Die Staatshoheit kann aus demselben Grund, der ihre Veräußerung unstatthaft macht, auch
nicht vertreten werden; sie besteht im Wesentlichen im allgemeinen Willen, und der Wille
lässt sich nicht vertreten; er bleibt derselbe oder er ist ein anderer. Die Abgeordneten eines
Volkes sind also nicht seine Vertreter und können es gar nicht sein; sie sind nur seine
Bevollmächtigten und dürfen nichts beschließen. Jedes Gesetz, das das Volk nicht
persönlich bestätigt hat, ist null und nichtig; es ist kein Gesetz. Das englische Volk wähnt frei
zu sein; es täuscht sich außerordentlich; nur während der Wahlen der Parlamentsmitglieder
ist es frei; haben diese stattgefunden, dann lebt es wieder in Knechtschaft, ist es nichts. [...]
(lll, 15)

Kann der Gemeinwillen irren?


Aus dem Vorhergehenden folgt, dass der Gemeinwille immer Recht hat und immer auf das
Gemeinwohl zielt; aber es folgt nicht daraus, dass die Beschlüsse des Volkes immer richtig
sind. Man will immer sein Bestes, aber man sieht es nicht immer. Das Volk lässt sich nie
bestechen; aber es wird oft getäuscht; und dann erst scheint es zu wollen, was schlecht ist.

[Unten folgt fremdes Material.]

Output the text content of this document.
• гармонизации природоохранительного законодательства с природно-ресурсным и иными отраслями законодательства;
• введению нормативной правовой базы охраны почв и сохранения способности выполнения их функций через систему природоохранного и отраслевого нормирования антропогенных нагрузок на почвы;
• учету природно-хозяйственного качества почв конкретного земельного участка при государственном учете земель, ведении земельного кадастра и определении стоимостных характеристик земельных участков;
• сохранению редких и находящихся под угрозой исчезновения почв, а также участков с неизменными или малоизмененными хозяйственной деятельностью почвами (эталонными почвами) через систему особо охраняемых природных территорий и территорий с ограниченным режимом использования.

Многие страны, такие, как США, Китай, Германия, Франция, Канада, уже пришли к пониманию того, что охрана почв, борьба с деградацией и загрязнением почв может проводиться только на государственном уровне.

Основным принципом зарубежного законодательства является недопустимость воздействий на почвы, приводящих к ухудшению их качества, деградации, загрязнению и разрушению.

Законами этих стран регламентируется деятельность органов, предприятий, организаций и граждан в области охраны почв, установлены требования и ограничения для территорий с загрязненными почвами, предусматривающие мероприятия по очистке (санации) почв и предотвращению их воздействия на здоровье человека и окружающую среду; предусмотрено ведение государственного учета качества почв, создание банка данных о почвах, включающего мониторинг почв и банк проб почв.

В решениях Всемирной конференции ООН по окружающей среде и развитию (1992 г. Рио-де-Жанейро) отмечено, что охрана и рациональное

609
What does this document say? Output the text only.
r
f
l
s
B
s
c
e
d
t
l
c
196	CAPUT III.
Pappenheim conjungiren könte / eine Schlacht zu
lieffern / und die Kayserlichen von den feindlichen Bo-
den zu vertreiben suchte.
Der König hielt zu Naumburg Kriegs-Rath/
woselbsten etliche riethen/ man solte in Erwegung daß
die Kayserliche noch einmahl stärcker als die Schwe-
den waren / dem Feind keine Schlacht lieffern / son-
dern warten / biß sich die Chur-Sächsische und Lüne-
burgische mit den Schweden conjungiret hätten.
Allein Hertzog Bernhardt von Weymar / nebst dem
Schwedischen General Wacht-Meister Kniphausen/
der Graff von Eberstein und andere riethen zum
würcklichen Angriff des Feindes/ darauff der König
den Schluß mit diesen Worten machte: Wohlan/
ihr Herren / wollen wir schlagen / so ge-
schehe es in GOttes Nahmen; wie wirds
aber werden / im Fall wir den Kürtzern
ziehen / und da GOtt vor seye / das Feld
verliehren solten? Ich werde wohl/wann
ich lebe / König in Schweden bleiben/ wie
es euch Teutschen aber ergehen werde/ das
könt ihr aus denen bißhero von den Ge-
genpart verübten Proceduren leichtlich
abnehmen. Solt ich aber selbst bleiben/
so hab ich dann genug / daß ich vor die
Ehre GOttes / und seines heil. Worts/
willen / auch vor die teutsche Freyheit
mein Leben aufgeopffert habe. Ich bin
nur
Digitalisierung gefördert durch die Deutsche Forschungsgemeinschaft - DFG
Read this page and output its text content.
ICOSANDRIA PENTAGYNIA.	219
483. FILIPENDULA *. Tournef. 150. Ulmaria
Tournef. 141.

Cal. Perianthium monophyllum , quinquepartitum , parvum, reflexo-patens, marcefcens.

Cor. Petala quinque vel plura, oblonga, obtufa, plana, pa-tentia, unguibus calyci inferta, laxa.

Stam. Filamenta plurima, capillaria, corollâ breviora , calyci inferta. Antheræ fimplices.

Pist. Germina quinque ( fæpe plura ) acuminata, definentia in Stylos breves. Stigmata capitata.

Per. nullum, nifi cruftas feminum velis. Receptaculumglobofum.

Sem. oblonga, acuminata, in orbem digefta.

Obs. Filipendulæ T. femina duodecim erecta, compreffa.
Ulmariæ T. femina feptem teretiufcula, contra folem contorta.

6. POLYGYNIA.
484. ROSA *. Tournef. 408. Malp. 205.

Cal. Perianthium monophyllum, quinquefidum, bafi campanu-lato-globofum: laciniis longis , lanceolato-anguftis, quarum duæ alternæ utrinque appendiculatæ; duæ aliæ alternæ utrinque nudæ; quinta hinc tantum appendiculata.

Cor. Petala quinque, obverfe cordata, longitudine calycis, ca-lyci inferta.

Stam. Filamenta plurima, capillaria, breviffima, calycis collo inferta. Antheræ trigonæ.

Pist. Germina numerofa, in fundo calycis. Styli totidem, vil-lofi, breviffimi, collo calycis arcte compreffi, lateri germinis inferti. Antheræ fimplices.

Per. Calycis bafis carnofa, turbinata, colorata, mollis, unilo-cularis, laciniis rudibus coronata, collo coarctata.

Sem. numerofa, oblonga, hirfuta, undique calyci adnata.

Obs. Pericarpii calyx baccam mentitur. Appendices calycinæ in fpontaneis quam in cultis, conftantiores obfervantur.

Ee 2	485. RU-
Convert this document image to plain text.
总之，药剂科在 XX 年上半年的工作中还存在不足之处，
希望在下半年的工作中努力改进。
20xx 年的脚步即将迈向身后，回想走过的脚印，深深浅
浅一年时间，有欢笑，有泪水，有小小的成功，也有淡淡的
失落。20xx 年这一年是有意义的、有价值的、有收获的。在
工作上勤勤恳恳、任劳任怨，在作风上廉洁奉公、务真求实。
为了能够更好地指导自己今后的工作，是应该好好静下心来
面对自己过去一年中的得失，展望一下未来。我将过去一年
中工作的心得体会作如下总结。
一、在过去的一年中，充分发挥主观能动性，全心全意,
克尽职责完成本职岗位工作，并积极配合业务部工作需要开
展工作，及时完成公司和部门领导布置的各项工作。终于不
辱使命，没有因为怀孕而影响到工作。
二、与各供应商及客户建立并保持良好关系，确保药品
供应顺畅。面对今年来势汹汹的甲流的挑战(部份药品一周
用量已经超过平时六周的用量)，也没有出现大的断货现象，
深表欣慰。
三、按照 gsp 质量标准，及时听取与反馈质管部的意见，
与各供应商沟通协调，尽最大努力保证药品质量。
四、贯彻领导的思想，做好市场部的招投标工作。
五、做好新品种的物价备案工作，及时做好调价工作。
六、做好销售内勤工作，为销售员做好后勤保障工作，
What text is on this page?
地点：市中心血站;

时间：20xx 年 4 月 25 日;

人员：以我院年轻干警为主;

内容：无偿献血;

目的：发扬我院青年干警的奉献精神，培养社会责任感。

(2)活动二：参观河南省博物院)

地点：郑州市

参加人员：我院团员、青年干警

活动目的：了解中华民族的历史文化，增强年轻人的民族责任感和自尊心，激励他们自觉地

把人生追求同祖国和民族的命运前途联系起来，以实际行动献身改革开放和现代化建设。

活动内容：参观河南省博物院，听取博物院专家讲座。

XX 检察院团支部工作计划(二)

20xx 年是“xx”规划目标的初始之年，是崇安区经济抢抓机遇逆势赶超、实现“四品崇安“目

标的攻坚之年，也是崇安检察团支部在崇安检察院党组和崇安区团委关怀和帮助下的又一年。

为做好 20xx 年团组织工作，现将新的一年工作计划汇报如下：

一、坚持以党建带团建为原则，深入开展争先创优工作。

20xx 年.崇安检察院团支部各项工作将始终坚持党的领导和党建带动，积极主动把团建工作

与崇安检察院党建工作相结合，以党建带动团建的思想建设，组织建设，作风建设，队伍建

Oft besteht ein großer Unterschied zwischen dem Gesamtwillen (volonté de tous) und dem
Gemeinwillen (volonté générale). Letzterer zielt nur auf das Gemeininteresse, der andere
auf das Einzelinteresse und ist nur die Summe der Einzelinteressen. Zieht man davon die
Extreme ab, die sich gegenseitig aufheben, so bleibt als Summe der Differenzen der
Gemeinwille übrig.
[...] Wenn sich aber auf Kosten der Gemeinschaft Klüngel und Parteien bilden, dann wird
aus dem Willen eines jeden dieser Verbände in Bezug auf seine Mitglieder ein Gemeinwille
und in Bezug auf den Staat ein Sonderwille. Dann kann man sagen, dass es nicht mehr so
viele Stimmberechtigte wie Menschen gibt, sondern nur mehr so viele wie Verbände.